To start let’s just learn in simple terms what these two big words mean and how they are related to each other. First of all Big data, consists of a mix of thousands of numbers and letters that contain a lot of information, however by themselves, it doesn’t mean anything, but with the help of some software, that information can be analyzed and taken advantage of by businesses and companies, creating content and experiences much more personalized than ever before. This Big Data comes from text, audio, video, images, from using social media or using anything online like shopping. Because this is information is so big and heavy (millions of gigabytes) having it in an only flash drive is impossible and having thousands of those is even more impossible because it comes in tons every second of the day and it would be impossible to keep up and here is where terms like Hadoop come into place, this is an open-source software whose name came from a toy elephant, that provides a software for distributed storage, it divides those files from the big data into smaller blocks and it keeps it in a big online warehouse. This software has different layers trough which divides and analyzes the information, these are HDFS (Hadoop distributed file system), where the divided information is stored, MapReduce, which is the processing engine and divides the task submitted by the user into several independent subtasks and finally YARN which provides resource management.

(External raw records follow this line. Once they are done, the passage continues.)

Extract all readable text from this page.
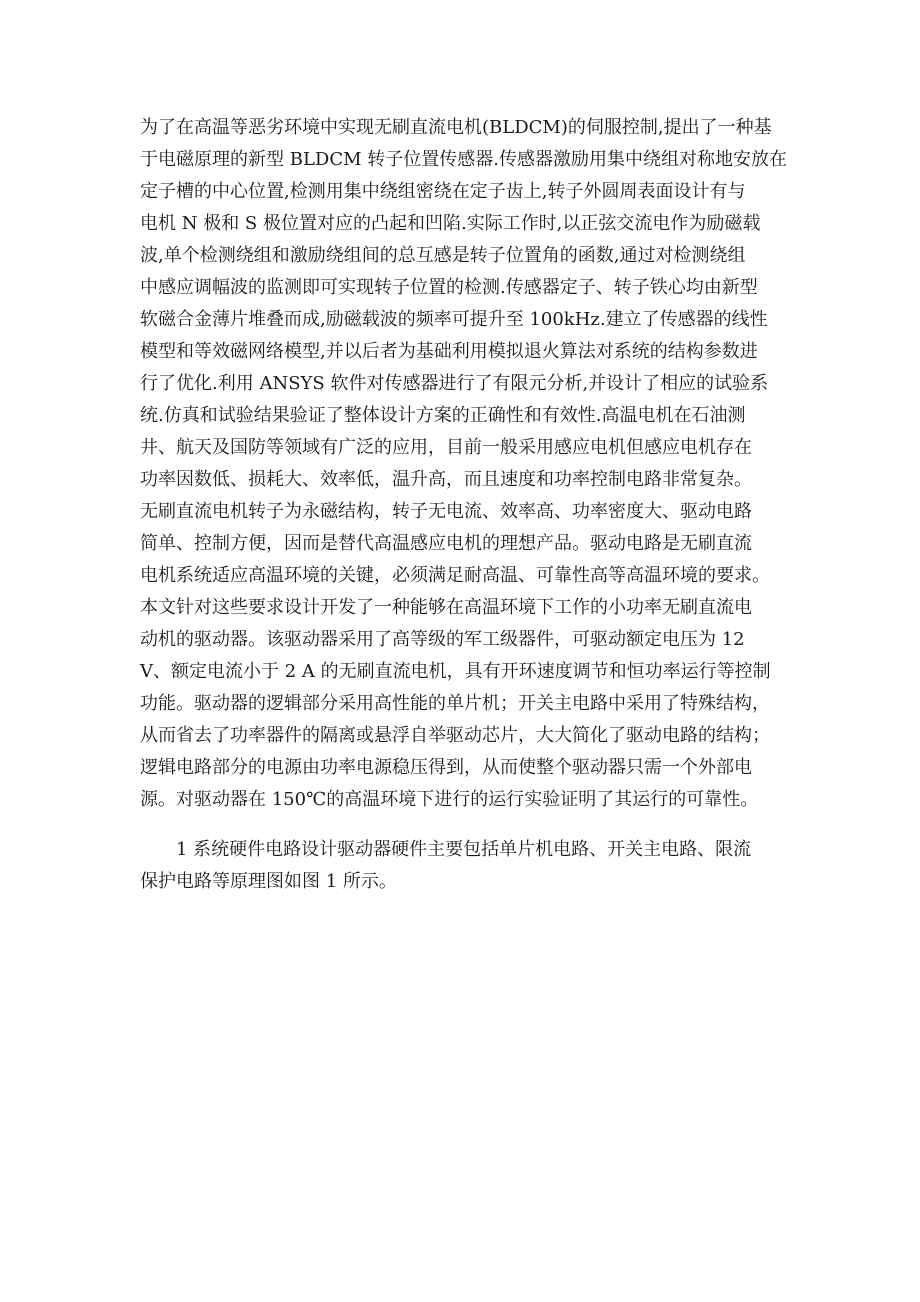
为了在高温等恶劣环境中实现无刷直流电机(BLDCM)的伺服控制,提出了一种基
于电磁原理的新型 BLDCM 转子位置传感器.传感器激励用集中绕组对称地安放在
定子槽的中心位置,检测用集中绕组密绕在定子齿上,转子外圆周表面设计有与
电机 N 极和 S 极位置对应的凸起和凹陷.实际工作时,以正弦交流电作为励磁载
波,单个检测绕组和激励绕组间的总互感是转子位置角的函数,通过对检测绕组
中感应调幅波的监测即可实现转子位置的检测.传感器定子、转子铁心均由新型
软磁合金薄片堆叠而成,励磁载波的频率可提升至 100kHz.建立了传感器的线性
模型和等效磁网络模型,并以后者为基础利用模拟退火算法对系统的结构参数进
行了优化.利用 ANSYS 软件对传感器进行了有限元分析,并设计了相应的试验系
统.仿真和试验结果验证了整体设计方案的正确性和有效性.高温电机在石油测
井、航天及国防等领域有广泛的应用，目前一般采用感应电机但感应电机存在
功率因数低、损耗大、效率低，温升高，而且速度和功率控制电路非常复杂。
无刷直流电机转子为永磁结构，转子无电流、效率高、功率密度大、驱动电路
简单、控制方便，因而是替代高温感应电机的理想产品。驱动电路是无刷直流
电机系统适应高温环境的关键，必须满足耐高温、可靠性高等高温环境的要求。
本文针对这些要求设计开发了一种能够在高温环境下工作的小功率无刷直流电
动机的驱动器。该驱动器采用了高等级的军工级器件，可驱动额定电压为 12
V、额定电流小于 2 A 的无刷直流电机，具有开环速度调节和恒功率运行等控制
功能。驱动器的逻辑部分采用高性能的单片机；开关主电路中采用了特殊结构，
从而省去了功率器件的隔离或悬浮自举驱动芯片，大大简化了驱动电路的结构；
逻辑电路部分的电源由功率电源稳压得到，从而使整个驱动器只需一个外部电
源。对驱动器在 150℃的高温环境下进行的运行实验证明了其运行的可靠性。
1 系统硬件电路设计驱动器硬件主要包括单片机电路、开关主电路、限流
保护电路等原理图如图 1 所示。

Another part that is important to understand is the ecosystem of the software, there are 4 crucial parts called daemons, which are all of the processes that happen in the background of Hadoop, these are: Namenode located at the master nods of HDFS, Datanode located at the slave nods of HDFS, Resource Manager runs on YARN master node for MapReduce and Node Manager who runs on YARN slave node for MapReduce.
Now when you put all of these puzzle parts together forms a huge system that can be kind of complex, but here are the 4 main steps that you need to know summarized:
- Input data is broken into blocks of size 128 Mb and then blocks are moved to different nodes.
- Once all the blocks of the data are stored on data-nodes, the user can process the data.
- Resource Manager then schedules the program that was submitted by the user on individual nodes.
- Once all the nodes process the data, the output is written back to HDFS.
Know that you’ve understood the basic concept of how big data and Hadoop relate and how these two work you’ll be more capable of understanding the importance of it in today’s world and why each day moe and more companies are turning into this kind of Softwares to make their businesses even more successful.